La meditación es una excelente manera de adquirir consciencia y evitar decisiones sesgadas o demasiado apresuradas. En este artículo os explicamos los beneficios de la meditación y cómo iniciaros en esta fantástica práctica.
Involucrarnos conscientemente en actividades difíciles o incómodas para nosotros, nos ayudará a mantener en forma y alerta a nuestro sistema 2. Aprender un nuevo idioma, iniciarnos en la práctica de un nuevo deporte, aprender a tocar un instrumento musical, hacer puzles, crucigramas, resolver enigmas… son actividades que necesitarán de la involucración de nuestro sistema 2 y lo mantendrán en forma. Si no tienes tiempo para hacer nada de esto, prueba a ver tu serie favorita en el idioma original subtitulado. Esto mismo ya te ayudará mucho. Y no sólo eso; tal y como explicamos en este artículo, hacer cosas que no nos apetece hacer pero que sabemos que son buenas para nosotros, harán crecer nuestra corteza media cingulada y con ella, nuestra fuerza de voluntad.

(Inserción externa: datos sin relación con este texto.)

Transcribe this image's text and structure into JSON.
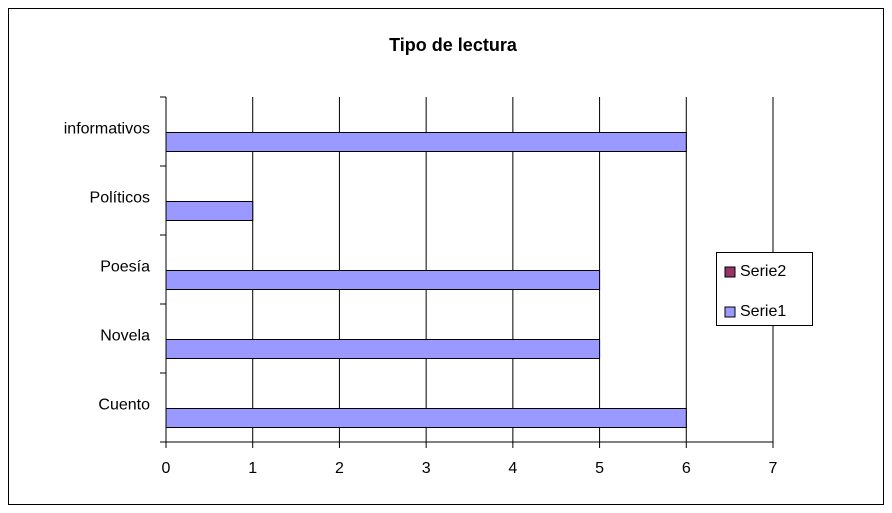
{
  "chart_data": {
    "type": "bar",
    "orientation": "horizontal",
    "title": "Tipo de lectura",
    "categories": [
      "Cuento",
      "Novela",
      "Poesía",
      "Políticos",
      "informativos"
    ],
    "series": [
      {
        "name": "Serie1",
        "color": "#9999ff",
        "values": [
          6,
          5,
          5,
          1,
          6
        ]
      },
      {
        "name": "Serie2",
        "color": "#993366",
        "values": [
          null,
          null,
          null,
          null,
          null
        ]
      }
    ],
    "xlim": [
      0,
      7
    ],
    "xticks": [
      0,
      1,
      2,
      3,
      4,
      5,
      6,
      7
    ],
    "grid": true,
    "legend": "right"
  }
}
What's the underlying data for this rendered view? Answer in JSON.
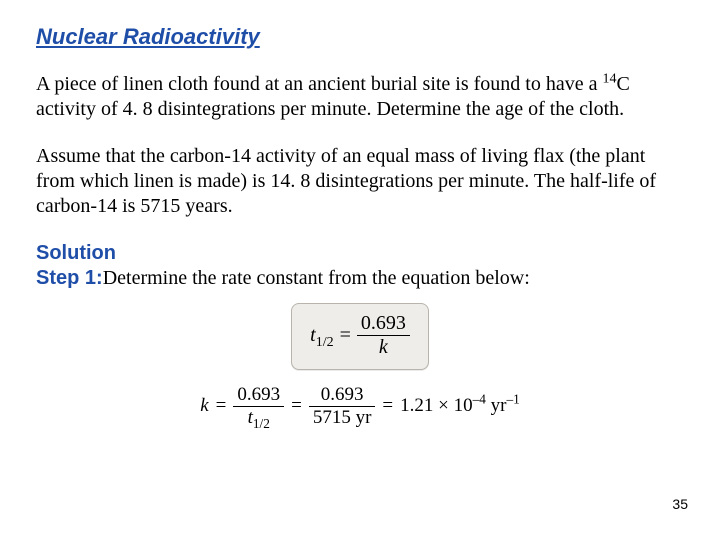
{
  "title": "Nuclear Radioactivity",
  "problem": {
    "p1_a": "A piece of linen cloth found at an ancient burial site is found to have a ",
    "sup1": "14",
    "p1_b": "C activity of 4. 8 disintegrations per minute. Determine the age of the cloth.",
    "p2": "Assume that the carbon-14 activity of an equal mass of living flax (the plant from which linen is made) is 14. 8 disintegrations per minute. The half-life of carbon-14 is 5715 years."
  },
  "solution": {
    "label": "Solution",
    "step_label": "Step 1:",
    "step_text": "Determine the rate constant from the equation below:"
  },
  "formula": {
    "lhs_var": "t",
    "lhs_sub": "1/2",
    "eq": "=",
    "num": "0.693",
    "den": "k"
  },
  "calc": {
    "k": "k",
    "eq": "=",
    "f1_num": "0.693",
    "f1_den_var": "t",
    "f1_den_sub": "1/2",
    "f2_num": "0.693",
    "f2_den": "5715 yr",
    "result_a": "1.21",
    "result_mul": "×",
    "result_exp_base": "10",
    "result_exp": "–4",
    "result_unit_a": "yr",
    "result_unit_exp": "–1"
  },
  "page_number": "35"
}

¿Cómo podemos utilizar esta información para mejorar nuestra salud y nuestra forma física?
Los sistemas 1 y 2 pueden ayudarnos a mejorar nuestra salud y nuestro físico a través de la toma de decisiones.
- Intenta entrenar siempre a la misma hora y en el mismo sitio. Después de unas cuantas sesiones, tu cerebro automatizará este proceso y asumirá que, a la hora de entrenar, toca entrenar. Adquirir este hábito no será cosa de un día ni de dos, pero con el tiempo se consigue 😉
- Por el contrario, intenta planificar las comidas lo más posible. Cuando permitas a tu cerebro elegir qué comer “en automático”, elegirá comidas muy calóricas y con altos niveles de azúcar y grasa. Este fenómeno lo describió muy bien el doctor Robert Lustig en su libro “The hacking of the American mind”. Una lectura MUY recomendable!!
Así pues, Life Warriors, una vez más os animamos a que toméis el control de vuestras mentes y que toméis decisiones conscientes. Sin duda eso os ayudará a mejorar en cualquier ámbito de la vida.